During my senior year, I worked for USAA in their public relations department. It was a good paying internship, made all the more important because there was a recession going on. We keep hearing how tough it is for college graduates today, but it may have been rougher on us, as there was a big hiring freeze going on across much of the country.
My folks were preparing to go on a summer trip to Spain: would I be interested in joining them? USAA would have even let me go on the two-week trip. I gave it a lot of thought, but eventually told them no. I wanted to make a good impression on my employers. And I figured I would always have a chance to travel to places like Madrid, Barcelona and Seville.
I was wrong.
I've been very fortunate to be able to attend and present at conferences abroad, but never Spain. And it turns out that I've missed out on a lot.
There's so much to Spain that makes it a “bucket list” country. My folks brought back amazing pictures and tales. I got to meet a number of Spaniards in graduate school, and they were some of the friendliest folks I've ever met.

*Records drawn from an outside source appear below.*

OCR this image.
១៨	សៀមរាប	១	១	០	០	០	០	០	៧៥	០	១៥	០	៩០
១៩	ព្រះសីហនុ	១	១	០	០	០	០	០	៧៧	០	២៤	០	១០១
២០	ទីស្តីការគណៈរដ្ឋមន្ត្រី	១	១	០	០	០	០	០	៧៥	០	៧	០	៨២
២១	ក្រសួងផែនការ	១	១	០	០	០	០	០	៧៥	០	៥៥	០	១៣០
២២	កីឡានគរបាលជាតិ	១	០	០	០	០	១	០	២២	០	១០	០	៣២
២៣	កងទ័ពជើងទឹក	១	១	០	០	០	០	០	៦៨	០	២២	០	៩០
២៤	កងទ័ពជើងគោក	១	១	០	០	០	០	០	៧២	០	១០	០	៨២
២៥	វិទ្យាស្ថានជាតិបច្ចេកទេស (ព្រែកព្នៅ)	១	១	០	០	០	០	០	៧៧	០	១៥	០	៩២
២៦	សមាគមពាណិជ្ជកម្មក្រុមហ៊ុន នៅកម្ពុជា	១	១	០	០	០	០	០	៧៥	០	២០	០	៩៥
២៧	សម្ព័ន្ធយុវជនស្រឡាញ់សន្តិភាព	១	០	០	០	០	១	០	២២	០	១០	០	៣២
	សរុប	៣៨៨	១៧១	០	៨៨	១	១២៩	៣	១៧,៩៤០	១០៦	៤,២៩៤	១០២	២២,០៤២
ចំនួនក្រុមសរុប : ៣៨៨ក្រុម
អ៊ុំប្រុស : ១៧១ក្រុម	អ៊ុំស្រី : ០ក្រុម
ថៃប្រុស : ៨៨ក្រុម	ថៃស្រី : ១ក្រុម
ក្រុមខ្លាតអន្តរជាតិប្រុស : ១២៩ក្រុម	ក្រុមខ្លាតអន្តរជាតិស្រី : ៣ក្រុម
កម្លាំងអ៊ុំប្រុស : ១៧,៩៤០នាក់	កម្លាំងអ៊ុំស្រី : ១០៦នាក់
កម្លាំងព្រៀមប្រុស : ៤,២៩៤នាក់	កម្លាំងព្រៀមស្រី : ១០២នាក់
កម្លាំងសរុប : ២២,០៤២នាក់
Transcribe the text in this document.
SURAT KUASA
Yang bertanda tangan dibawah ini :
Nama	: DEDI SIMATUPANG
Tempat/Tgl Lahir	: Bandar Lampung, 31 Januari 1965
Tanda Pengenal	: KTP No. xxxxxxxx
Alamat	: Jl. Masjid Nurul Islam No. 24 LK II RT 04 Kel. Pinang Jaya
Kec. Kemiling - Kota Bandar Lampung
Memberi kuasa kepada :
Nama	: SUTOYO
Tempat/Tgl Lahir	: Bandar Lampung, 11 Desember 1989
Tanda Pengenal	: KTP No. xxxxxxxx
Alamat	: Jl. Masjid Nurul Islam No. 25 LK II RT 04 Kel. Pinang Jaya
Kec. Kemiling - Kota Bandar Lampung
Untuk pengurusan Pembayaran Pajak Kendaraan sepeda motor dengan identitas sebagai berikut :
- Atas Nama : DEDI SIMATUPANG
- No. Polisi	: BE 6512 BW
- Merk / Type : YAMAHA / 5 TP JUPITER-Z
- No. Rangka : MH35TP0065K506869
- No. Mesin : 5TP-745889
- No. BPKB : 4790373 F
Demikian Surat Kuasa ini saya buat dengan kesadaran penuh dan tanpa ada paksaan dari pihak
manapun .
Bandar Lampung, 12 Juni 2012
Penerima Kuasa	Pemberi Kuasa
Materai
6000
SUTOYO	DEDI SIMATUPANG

There's a lot for a Southerner to appreciate about Spain. The country was the site of two bitter internal conflicts that resemble the Revolutionary War in the South, as well as our Civil War. Spain was initially crushed by Napoleon and the bloody insurgency against him, supported by the British, led to the term “guerrilla war.” It is well documented in Francisco Goya's sharp sketches. And their Civil War has sparked a bitterness matched only by our own, where hard feelings still linger for both. You'll find fewer and better accounts of this set of bitter battles than Ernest Hemingway's “For Whom the Bell Tolls,” one of my all-time favorites, as is Pablo Picasso's artwork of the aerial massacre of the Basque town of Guernica by Nazi warplanes.

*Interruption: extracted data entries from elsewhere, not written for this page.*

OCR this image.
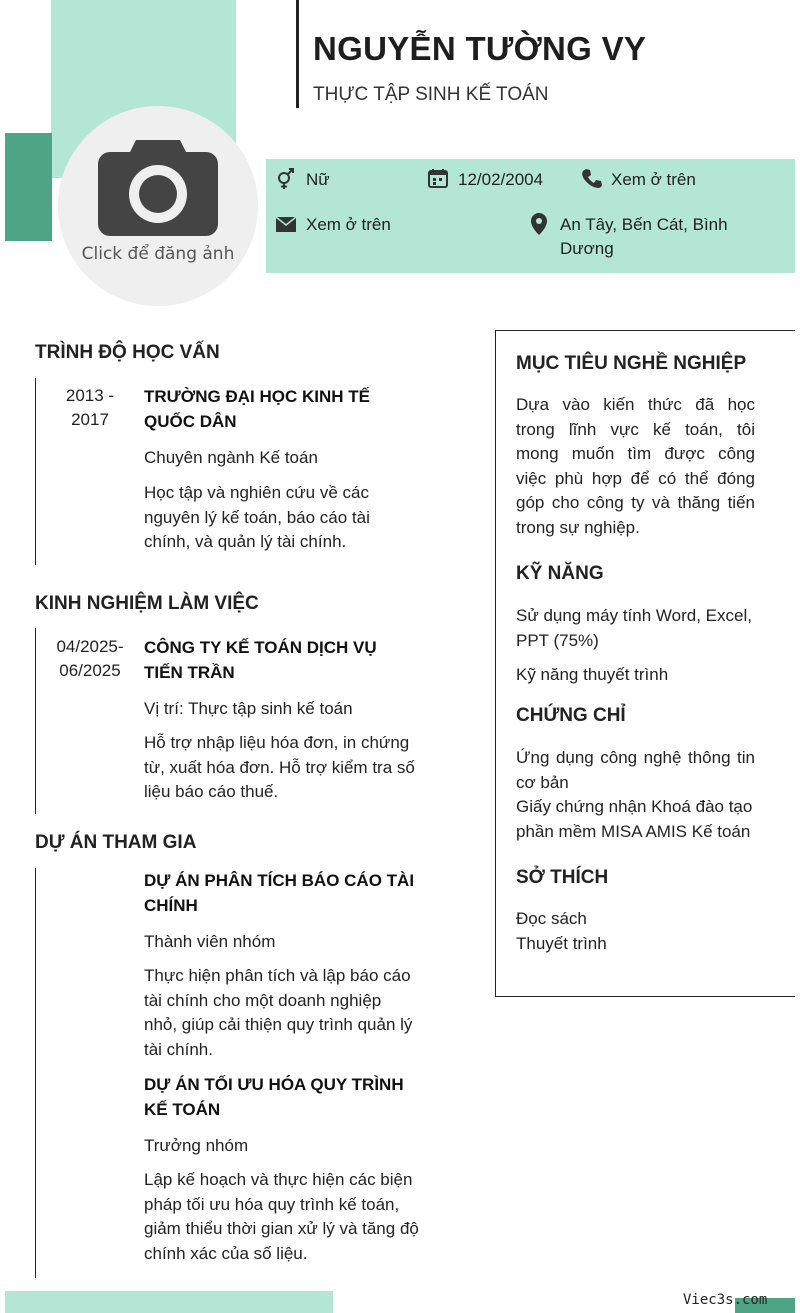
Click để đăng ảnh
NGUYỄN TƯỜNG VY
THỰC TẬP SINH KẾ TOÁN
Nữ	12/02/2004	Xem ở trên
Xem ở trên	An Tây, Bến Cát, Bình Dương
TRÌNH ĐỘ HỌC VẤN
2013 - 2017
TRƯỜNG ĐẠI HỌC KINH TẾ QUỐC DÂN
Chuyên ngành Kế toán
Học tập và nghiên cứu về các nguyên lý kế toán, báo cáo tài chính, và quản lý tài chính.
KINH NGHIỆM LÀM VIỆC
04/2025- 06/2025
CÔNG TY KẾ TOÁN DỊCH VỤ TIẾN TRẦN
Vị trí: Thực tập sinh kế toán
Hỗ trợ nhập liệu hóa đơn, in chứng từ, xuất hóa đơn. Hỗ trợ kiểm tra số liệu báo cáo thuế.
DỰ ÁN THAM GIA
DỰ ÁN PHÂN TÍCH BÁO CÁO TÀI CHÍNH
Thành viên nhóm
Thực hiện phân tích và lập báo cáo tài chính cho một doanh nghiệp nhỏ, giúp cải thiện quy trình quản lý tài chính.
DỰ ÁN TỐI ƯU HÓA QUY TRÌNH KẾ TOÁN
Trưởng nhóm
Lập kế hoạch và thực hiện các biện pháp tối ưu hóa quy trình kế toán, giảm thiểu thời gian xử lý và tăng độ chính xác của số liệu.
MỤC TIÊU NGHỀ NGHIỆP
Dựa vào kiến thức đã học trong lĩnh vực kế toán, tôi mong muốn tìm được công việc phù hợp để có thể đóng góp cho công ty và thăng tiến trong sự nghiệp.
KỸ NĂNG
Sử dụng máy tính Word, Excel, PPT (75%)
Kỹ năng thuyết trình
CHỨNG CHỈ
Ứng dụng công nghệ thông tin cơ bản
Giấy chứng nhận Khoá đào tạo phần mềm MISA AMIS Kế toán
SỞ THÍCH
Đọc sách
Thuyết trình
Viec3s.com
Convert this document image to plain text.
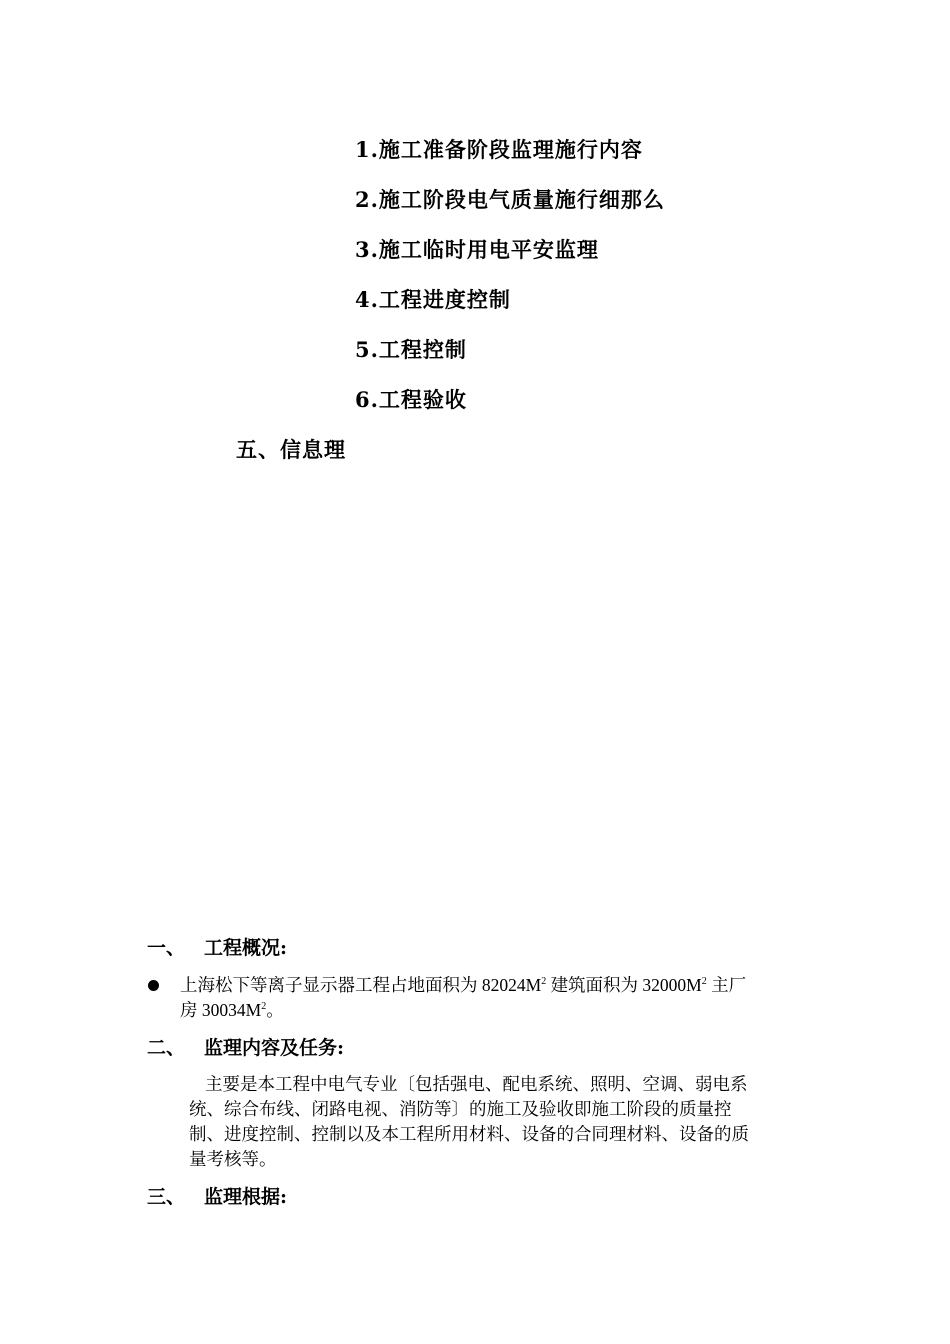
1.施工准备阶段监理施行内容
2.施工阶段电气质量施行细那么
3.施工临时用电平安监理
4.工程进度控制
5.工程控制
6.工程验收
五、信息理
一、 工程概况:
上海松下等离子显示器工程占地面积为 $82024M^2$ 建筑面积为 $32000M^2$ 主厂
房 $30034M^2$。
二、 监理内容及任务:
主要是本工程中电气专业〔包括强电、配电系统、照明、空调、弱电系
统、综合布线、闭路电视、消防等〕的施工及验收即施工阶段的质量控
制、进度控制、控制以及本工程所用材料、设备的合同理材料、设备的质
量考核等。
三、 监理根据:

Spain also has had a vibrant democracy since the 1970s. Despite having a parliamentary system (as opposed to our Presidential System), both Spain and the U.S. have a two-party political system. They are a fellow NATO ally. They have a “3/11” the way we have a “9/11,” both perpetrated by Al-Qaeda. And they also love football as much as we do (well, at least the soccer portion of it).
And if war, politics and sports aren't your thing, then look at the paintings of El Greco. His “View of Toledo” is one of the best ever in history. The sculptures of Juan Cristobal Gonzalez, the writings of Cervantes, the music of Segovia, the architecture left by the Romans, Moors, Christian cathedrals….you get the idea. So don't be like this college professor who blew a big opportunity. Stop by on Monday at 10 a.m. at the college and get more details.